After The Funeral: a Hercule Poirot mystery by Agatha Christie
Richard Abernathie’s death at 68 was not exactly unexpected, as he had been sick for a while. Still, his long-estranged (she married an artist. Not our sort, you know?) younger sister Cora manages to scandalize everyone when she says that it was murder. No one takes the idea seriously, until the day after Cora gets home from the funeral, when she is herself murdered, with a hatchet.
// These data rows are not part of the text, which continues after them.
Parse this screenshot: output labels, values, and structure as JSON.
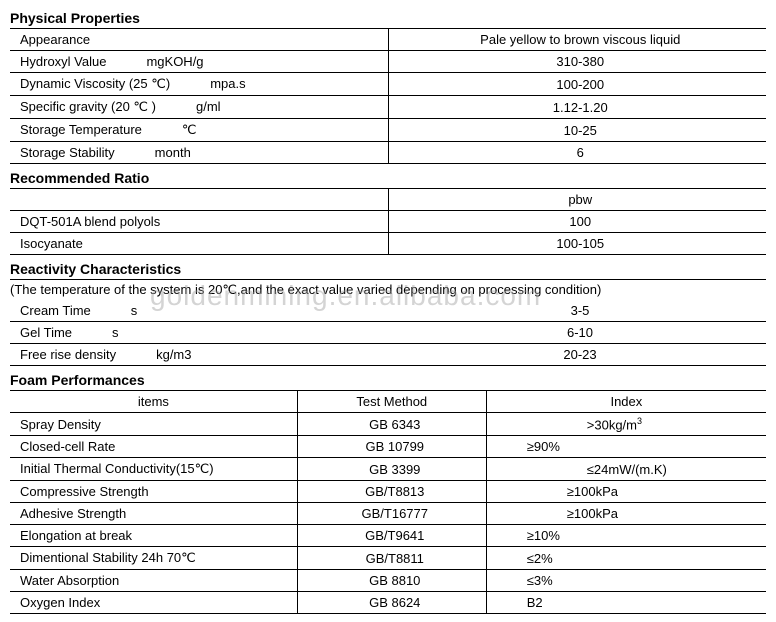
{
  "watermark": "goldenmining.en.alibaba.com",
  "sections": {
    "physical": {
      "title": "Physical Properties",
      "rows": [
        {
          "label": "Appearance",
          "unit": "",
          "value": "Pale yellow to brown viscous liquid"
        },
        {
          "label": "Hydroxyl Value",
          "unit": "mgKOH/g",
          "value": "310-380"
        },
        {
          "label": "Dynamic Viscosity (25 ℃)",
          "unit": "mpa.s",
          "value": "100-200"
        },
        {
          "label": "Specific gravity (20 ℃ )",
          "unit": "g/ml",
          "value": "1.12-1.20"
        },
        {
          "label": "Storage Temperature",
          "unit": "℃",
          "value": "10-25"
        },
        {
          "label": "Storage Stability",
          "unit": "month",
          "value": "6"
        }
      ]
    },
    "ratio": {
      "title": "Recommended Ratio",
      "header": "pbw",
      "rows": [
        {
          "label": "DQT-501A blend polyols",
          "value": "100"
        },
        {
          "label": "Isocyanate",
          "value": "100-105"
        }
      ]
    },
    "reactivity": {
      "title": "Reactivity Characteristics",
      "subtitle": "(The temperature of the system is 20℃,and the exact value varied depending on processing condition)",
      "rows": [
        {
          "label": "Cream Time",
          "unit": "s",
          "value": "3-5"
        },
        {
          "label": "Gel Time",
          "unit": "s",
          "value": "6-10"
        },
        {
          "label": "Free rise density",
          "unit": "kg/m3",
          "value": "20-23"
        }
      ]
    },
    "foam": {
      "title": "Foam Performances",
      "headers": {
        "items": "items",
        "method": "Test Method",
        "index": "Index"
      },
      "rows": [
        {
          "item": "Spray Density",
          "method": "GB 6343",
          "index": ">30kg/m",
          "sup": "3",
          "indexpad": "100px"
        },
        {
          "item": "Closed-cell Rate",
          "method": "GB 10799",
          "index": "≥90%"
        },
        {
          "item": "Initial Thermal Conductivity(15℃)",
          "method": "GB 3399",
          "index": "≤24mW/(m.K)",
          "indexpad": "100px"
        },
        {
          "item": "Compressive Strength",
          "method": "GB/T8813",
          "index": "≥100kPa",
          "indexpad": "80px"
        },
        {
          "item": "Adhesive Strength",
          "method": "GB/T16777",
          "index": "≥100kPa",
          "indexpad": "80px"
        },
        {
          "item": "Elongation at break",
          "method": "GB/T9641",
          "index": "≥10%"
        },
        {
          "item": "Dimentional Stability  24h   70℃",
          "method": "GB/T8811",
          "index": "≤2%"
        },
        {
          "item": "Water Absorption",
          "method": "GB 8810",
          "index": "≤3%"
        },
        {
          "item": "Oxygen Index",
          "method": "GB 8624",
          "index": "B2"
        }
      ]
    }
  }
}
There’s no shortage of potential suspects, but no real motive. Cora wasn’t exactly wealthy, for all that she inherited a share of Richard’s estate. Of course, now that she’s dead, everyone else who inherited stands to gain a larger share. And if Richard was murdered it had to be a member of the family. Mr. Entwhistle, the family solicitor, has a friend, a certain M. Poirot. He’s mostly retired now, but he’d help out an old friend, wouldn’t he?
This is late-period Poirot, 1953. It is over 80 pages before the detective himself appears, and almost 150 pages before we see him detecting. The reveal, when it comes, is unexpected but not unhinted-at; as with many stories it will have you looking back and going, “Oh, so that’s why . . .”. And it makes sense. And Christie, again, doesn’t cheat to get there.